Meu neto, tu sabes que eu te amo muito. Sei que fui
rígido, às vezes, mas fazia tudo parte da tua educação. Tu eras e, apesar de
tudo, continuas a ser a minha esperança para que esta família continue presente
no mundo. Mas, Carlos, esta é a hora de ser rígido novamente. Eu dei-te a
melhor educação, eu dei-te valores e princípios, eu ensinei-te a ser um
cavalheiro, mas não posso deixar de dizer que me desiludiste muito nestes
últimos tempos.
Eu sabia que andavas perdido de amores por uma
senhora, eu sei que passaram o verão juntos e estava feliz por ti, meu neto,
muito feliz, mesmo, esperava apenas que me viesses falar dela, o que,
simplesmente, nunca aconteceu. Até que, há uns dias, vieste procurar-me, mas, infelizmente,
os motivos não foram os melhores. E o pior é que não contaste toda a verdade.
Eu sei que pensas que eu desconheço que a minha neta,
que descobrimos há muito pouco tempo que
o é, é também a mulher por quem estás apaixonado, mas, Carlos, eu sei que é a
mesma mulher e é ai que eu, o teu avô, a tua única família, estou desiludido
contigo.
E, Carlos, não é por teres tido um caso com esta
mulher de nome Maria Eduarda que eu estou desiludido, porque todos temos o direito
de ter tais casos e tais paixões. Mas a razão desta minha tristeza é por não
teres acabado com o caso, pois continuas a ir ter com ela, tu dormiste com ela
mesmo depois de saberes toda a verdade. Deves estar a perguntar como é que eu
estou a par dos teus encontros, mas posso dizer-te que mandei uma pessoa atrás
de ti. Sim, Carlos, eu tive que chegar a isto. Ao que tu me fizeste chegar,
Carlos! Mas teve que ser, pois, por mais que eu perguntasse ao teu amigo Ega,
ele desmentia tudo e protegia-te. É normal, ele é teu amigo e, por isso,
mantêm-no sempre por perto, meu neto, sempre por perto, porque amigos como ele
há poucos.
Eu acho que tu não percebes a dor que me causas.

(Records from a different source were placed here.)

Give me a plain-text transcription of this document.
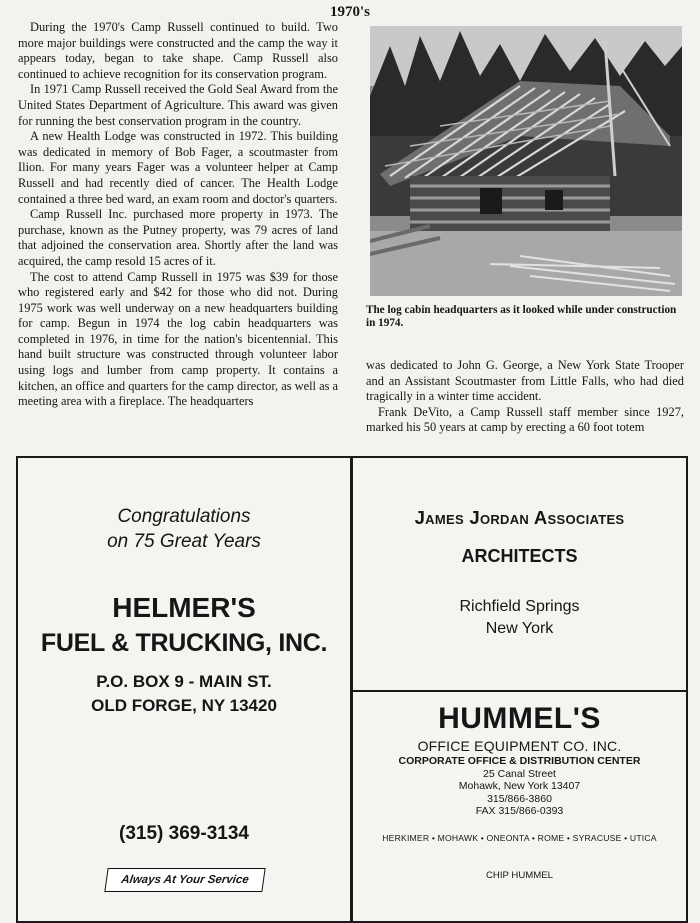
1970's

During the 1970's Camp Russell continued to build. Two more major buildings were constructed and the camp the way it appears today, began to take shape. Camp Russell also continued to achieve recognition for its conservation program.

In 1971 Camp Russell received the Gold Seal Award from the United States Department of Agriculture. This award was given for running the best conservation program in the country.

A new Health Lodge was constructed in 1972. This building was dedicated in memory of Bob Fager, a scoutmaster from Ilion. For many years Fager was a volunteer helper at Camp Russell and had recently died of cancer. The Health Lodge contained a three bed ward, an exam room and doctor's quarters.

Camp Russell Inc. purchased more property in 1973. The purchase, known as the Putney property, was 79 acres of land that adjoined the conservation area. Shortly after the land was acquired, the camp resold 15 acres of it.

The cost to attend Camp Russell in 1975 was $39 for those who registered early and $42 for those who did not. During 1975 work was well underway on a new headquarters building for camp. Begun in 1974 the log cabin headquarters was completed in 1976, in time for the nation's bicentennial. This hand built structure was constructed through volunteer labor using logs and lumber from camp property. It contains a kitchen, an office and quarters for the camp director, as well as a meeting area with a fireplace. The headquarters

The log cabin headquarters as it looked while under construction in 1974.

was dedicated to John G. George, a New York State Trooper and an Assistant Scoutmaster from Little Falls, who had died tragically in a winter time accident.

Frank DeVito, a Camp Russell staff member since 1927, marked his 50 years at camp by erecting a 60 foot totem

Congratulations
on 75 Great Years
HELMER'S
FUEL & TRUCKING, INC.
P.O. BOX 9 - MAIN ST.
OLD FORGE, NY 13420
(315) 369-3134
Always At Your Service
James Jordan Associates
ARCHITECTS
Richfield Springs
New York
HUMMEL'S
OFFICE EQUIPMENT CO. INC.
CORPORATE OFFICE & DISTRIBUTION CENTER
25 Canal Street
Mohawk, New York 13407
315/866-3860
FAX 315/866-0393
HERKIMER • MOHAWK • ONEONTA • ROME • SYRACUSE • UTICA
CHIP HUMMEL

Eu
já vivi tanto, já sofri tanto e enfrentei tantas coisas, mas nenhuma foi tão
difícil como esta. Tu tens um caso com a tua irmã! Eu sei que também não
sabias, mas, mesmo depois de o saberes, tu continuas a encontrar-te com ela.
Isso é incesto, Carlos, incesto! E é aí, Carlos, que tu me desiludes. Eu não te
ensinei a seres imoral, esta não foi a educação que te dei. Carlos, eu sei que
todos os homens erram, mas este teu erro podia ter sido evitado.
E este teu velho avô está mesmo magoado contigo.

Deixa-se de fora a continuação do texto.